Mythes et réalités du « package »

La coïncidence est amusante : cette semaine, deux clients, prestataires de services, ont souhaité réfléchir et travailler avec moi sur leur politique tarifaire. Plus précisément, ces deux entrepreneurs voulaient concevoir une « offre packagée », un forfait. Autrement dit, une offre de services précisément définie à un prix fixe.

Image générée par IA (Gemini) En revanche, cet article comme tous les articles de ce blog est exclusivement écrit par de l’IH (Intelligence Humaine)…

Avec cette méthode de facturation, vous n’ennuyez plus le client avec votre nombre d’heures ni avec votre taux horaire. Vous affichez simplement un prix, sans autre détail, en face d’une prestation clairement décrite. Une solution limpide et sans risque pour le client puisqu’il sait exactement ce qu’il achète et ce que ça va lui coûter. Le processus d’achat est sécurisé et simplifié. Il n’est pas innocent que cette démarche ait largement été adoptée dans la vente de service aux particuliers mais aussi par des entreprises qui vendent à distance à un grand nombre de clients. Alors, le forfait : la panacée ? Pas nécessairement. Quelques points sont à préciser avant d’avoir recours à ce type de facturation.

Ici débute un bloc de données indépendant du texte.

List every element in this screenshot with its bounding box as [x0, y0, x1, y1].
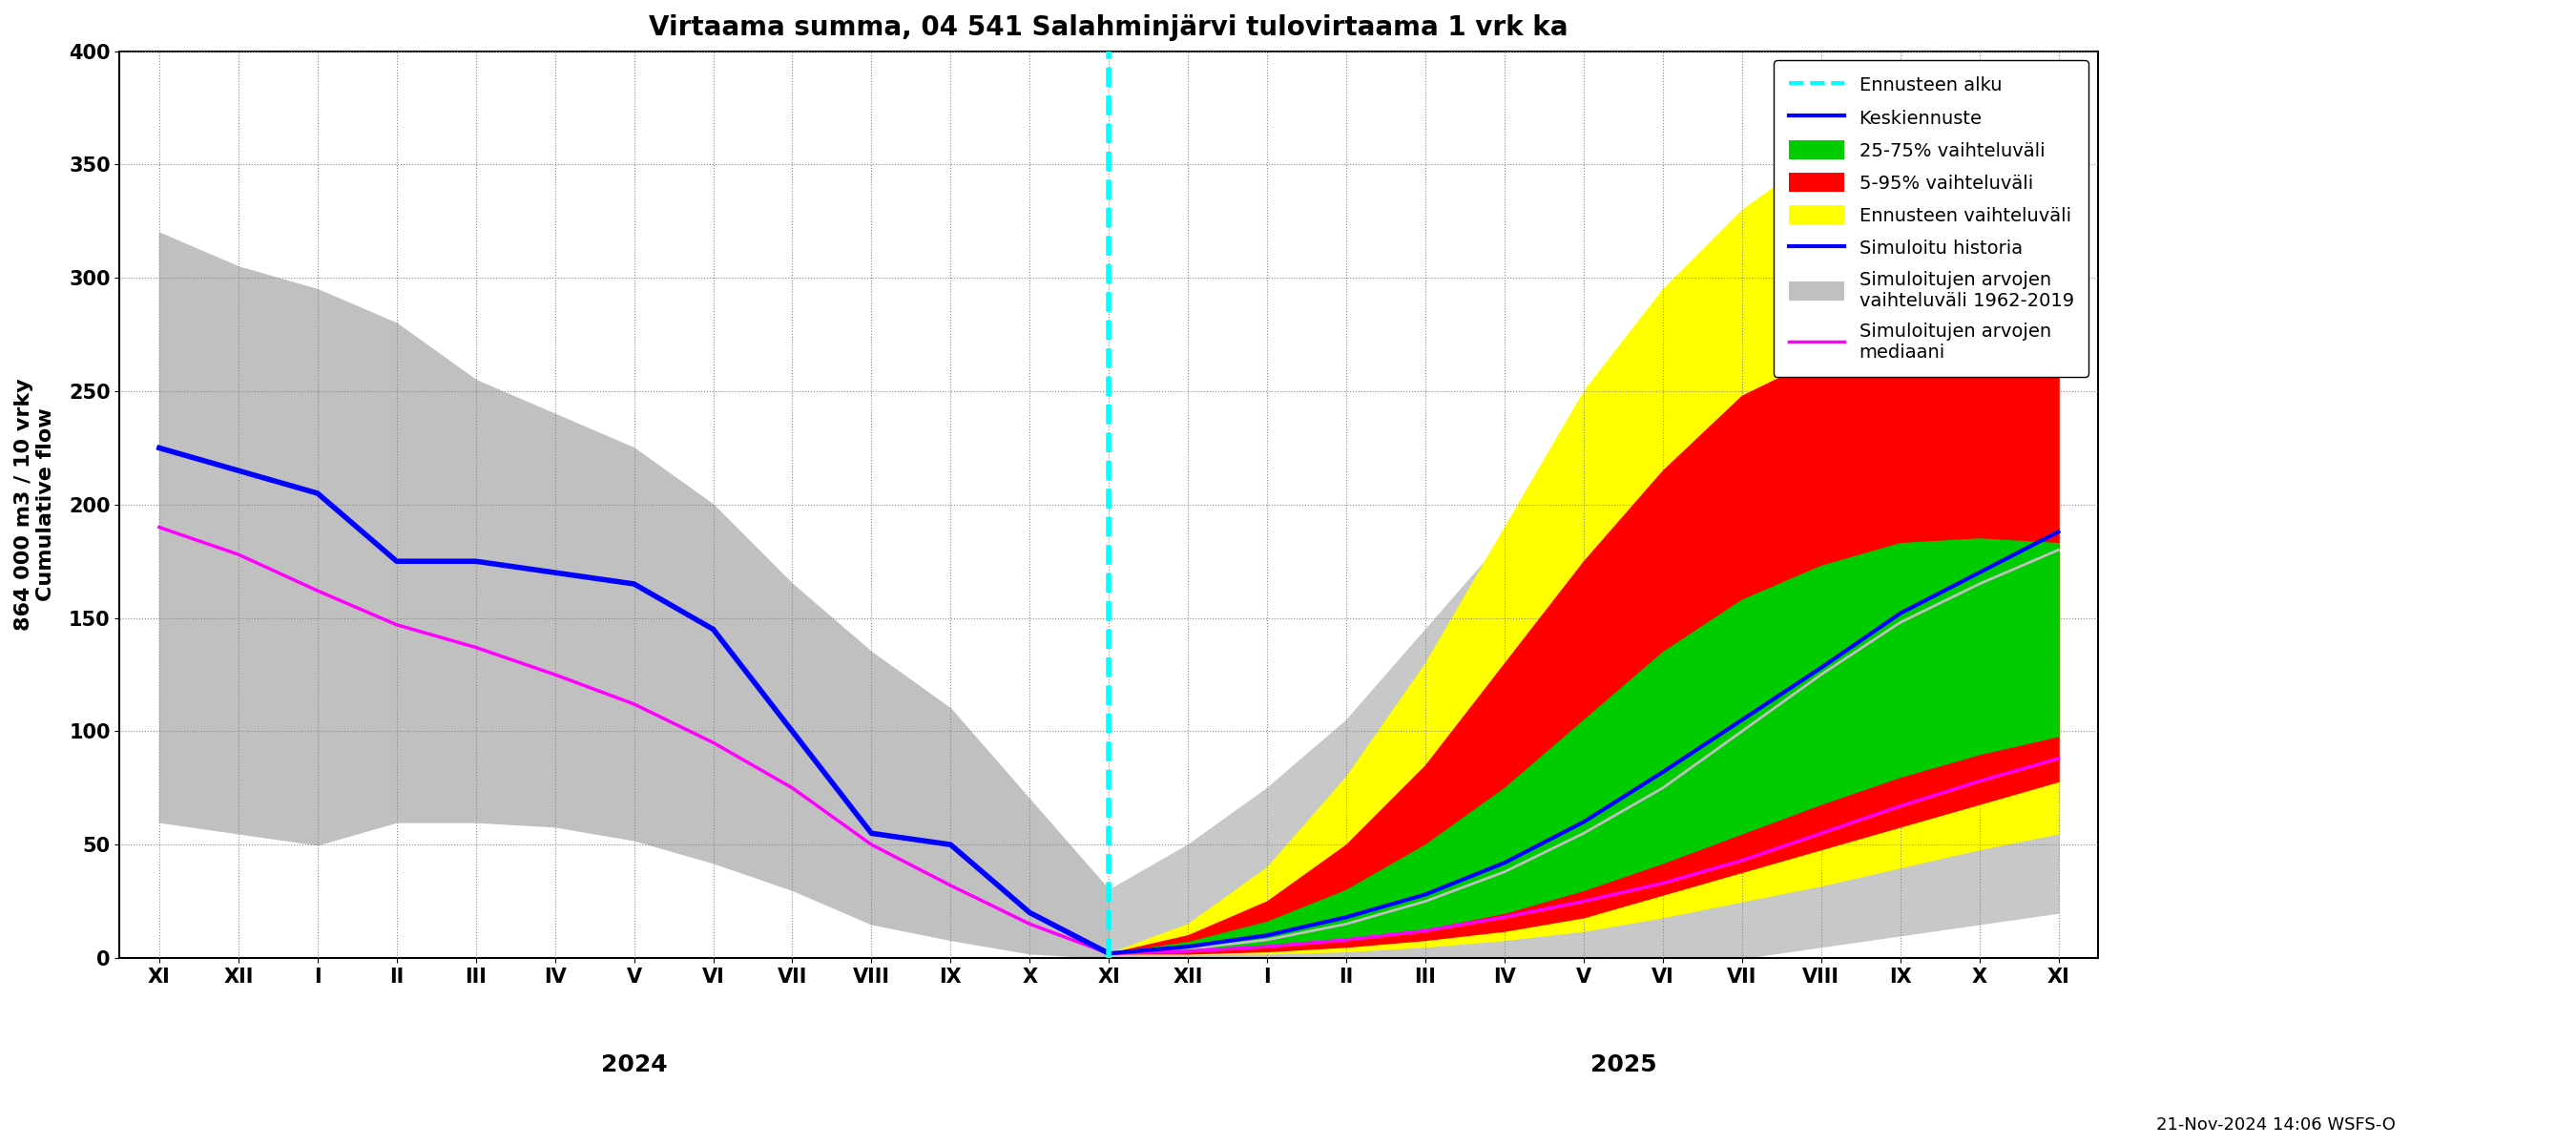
Y-axis label: 864 000 m3 / 10 vrky
Cumulative flow: 864 000 m3 / 10 vrky Cumulative flow [15, 378, 57, 631]
Legend: Ennusteen alku, Keskiennuste, 25-75% vaihteluväli, 5-95% vaihteluväli, Ennusteen: Ennusteen alku, Keskiennuste, 25-75% vai… [1775, 61, 2089, 377]
Text: 21-Nov-2024 14:06 WSFS-O: 21-Nov-2024 14:06 WSFS-O [2156, 1116, 2396, 1134]
Text: 2025: 2025 [1589, 1053, 1656, 1076]
Text: 2024: 2024 [600, 1053, 667, 1076]
Title: Virtaama summa, 04 541 Salahminjärvi tulovirtaama 1 vrk ka: Virtaama summa, 04 541 Salahminjärvi tul… [649, 14, 1569, 41]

À réserver à des prestations parfaitement maîtrisées

Avec le forfait, vous vous engagez à réaliser une prestation pour un prix déterminé, quel que soit le nombre d’heures que vous y passez réellement. Il vous sera impossible de renégocier le montant de votre forfait. Pour en revenir au parallèle avec la vente de service aux particuliers : imagineriez-vous votre coiffeur vous annoncer que la coupe est finalement plus chère, vos cheveux lui ayant demandé plus de travail que prévu ? Vous serez dans la même situation. Vous avez donc intérêt à réserver le forfait à des prestations assez courtes dont vous maîtrisez parfaitement la réalisation.

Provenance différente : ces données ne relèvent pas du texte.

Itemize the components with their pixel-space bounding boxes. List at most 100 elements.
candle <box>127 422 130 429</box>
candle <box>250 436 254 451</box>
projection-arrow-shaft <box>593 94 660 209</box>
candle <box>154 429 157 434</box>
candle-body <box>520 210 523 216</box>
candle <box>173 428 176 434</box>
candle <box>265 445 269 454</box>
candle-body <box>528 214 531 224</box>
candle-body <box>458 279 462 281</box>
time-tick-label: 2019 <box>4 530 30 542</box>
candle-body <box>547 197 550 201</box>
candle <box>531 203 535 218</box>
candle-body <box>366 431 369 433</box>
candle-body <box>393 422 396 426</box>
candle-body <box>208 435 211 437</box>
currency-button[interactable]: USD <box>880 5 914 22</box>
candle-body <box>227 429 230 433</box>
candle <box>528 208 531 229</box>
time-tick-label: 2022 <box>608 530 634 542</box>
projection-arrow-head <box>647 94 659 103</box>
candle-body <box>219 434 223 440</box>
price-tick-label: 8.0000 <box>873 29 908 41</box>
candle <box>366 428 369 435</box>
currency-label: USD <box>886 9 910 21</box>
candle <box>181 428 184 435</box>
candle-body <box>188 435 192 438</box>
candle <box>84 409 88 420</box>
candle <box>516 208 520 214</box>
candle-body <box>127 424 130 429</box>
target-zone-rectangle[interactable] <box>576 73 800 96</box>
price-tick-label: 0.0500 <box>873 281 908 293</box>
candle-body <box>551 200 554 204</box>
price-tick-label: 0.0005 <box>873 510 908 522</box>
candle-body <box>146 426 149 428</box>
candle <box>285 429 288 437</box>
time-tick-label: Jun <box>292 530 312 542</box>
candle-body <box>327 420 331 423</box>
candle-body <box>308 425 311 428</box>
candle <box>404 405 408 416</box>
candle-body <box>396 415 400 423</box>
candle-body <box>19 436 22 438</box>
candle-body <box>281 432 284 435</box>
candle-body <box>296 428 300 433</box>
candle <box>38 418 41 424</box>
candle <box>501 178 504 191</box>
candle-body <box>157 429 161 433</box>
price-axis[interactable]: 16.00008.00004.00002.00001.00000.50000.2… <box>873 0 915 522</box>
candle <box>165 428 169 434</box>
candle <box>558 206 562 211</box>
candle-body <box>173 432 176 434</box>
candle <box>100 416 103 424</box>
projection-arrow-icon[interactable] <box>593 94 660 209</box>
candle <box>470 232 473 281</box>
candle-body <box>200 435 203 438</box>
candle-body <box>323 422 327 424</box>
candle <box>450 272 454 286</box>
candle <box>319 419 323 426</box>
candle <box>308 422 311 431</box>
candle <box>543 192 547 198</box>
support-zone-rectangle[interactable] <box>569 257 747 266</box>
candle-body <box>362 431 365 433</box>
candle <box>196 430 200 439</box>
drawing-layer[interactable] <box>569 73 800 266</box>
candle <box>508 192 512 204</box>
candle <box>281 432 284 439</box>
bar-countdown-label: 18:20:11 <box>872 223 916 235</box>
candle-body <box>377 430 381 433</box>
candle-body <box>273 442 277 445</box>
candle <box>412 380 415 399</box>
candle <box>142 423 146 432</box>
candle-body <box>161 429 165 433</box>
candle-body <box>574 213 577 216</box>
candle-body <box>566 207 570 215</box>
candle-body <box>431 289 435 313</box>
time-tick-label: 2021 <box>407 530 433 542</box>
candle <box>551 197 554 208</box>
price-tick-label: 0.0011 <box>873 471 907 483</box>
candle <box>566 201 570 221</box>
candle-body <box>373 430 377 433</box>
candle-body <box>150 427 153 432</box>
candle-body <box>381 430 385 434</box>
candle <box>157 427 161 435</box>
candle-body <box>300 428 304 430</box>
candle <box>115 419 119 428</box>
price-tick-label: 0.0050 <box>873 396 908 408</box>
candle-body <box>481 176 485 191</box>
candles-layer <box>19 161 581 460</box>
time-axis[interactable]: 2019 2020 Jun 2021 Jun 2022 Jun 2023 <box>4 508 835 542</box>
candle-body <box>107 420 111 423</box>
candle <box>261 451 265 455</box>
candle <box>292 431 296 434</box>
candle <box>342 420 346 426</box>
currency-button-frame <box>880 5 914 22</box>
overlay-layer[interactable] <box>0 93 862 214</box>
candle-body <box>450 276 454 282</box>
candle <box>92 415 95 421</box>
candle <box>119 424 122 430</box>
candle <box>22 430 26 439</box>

À réserver à des prestations récurrentes

C’est là que réside le principal attrait économique du forfait : vous permettre de conserver à votre seul profit vos gains de productivité. Initialement, vous avez fixé le montant de votre forfait en estimant un temps moyen de réalisation. Mais, l’expérience s’accumulant, vos outils se perfectionnant, vous êtes devenu de plus en plus efficace. Vous passez donc de moins en moins de temps pour réaliser cette tâche, mais vous la facturez toujours au même prix. Elle est donc de plus en plus rentable pour vous. Le forfait se révèle ainsi très rentable pour les prestations récurrentes. Les avocats proposent, par exemple, souvent des forfaits pour la rédaction d’actes : une tâche récurrente dont ils maîtrisent parfaitement la réalisation.

A mettre en place si les volumes le justifient

Dans les deux cas concrets rencontrés cette semaine, le nombre de ventes oscillait entre trois et quinze. Pour des volumes aussi faibles, la mise en place de packages ne se justifie pas selon moi. Le gain de temps ne sera pas significatif. L’investissement dans la conception d’un forfait est intéressant si vous devez réaliser au moins une cinquantaine de ventes par an.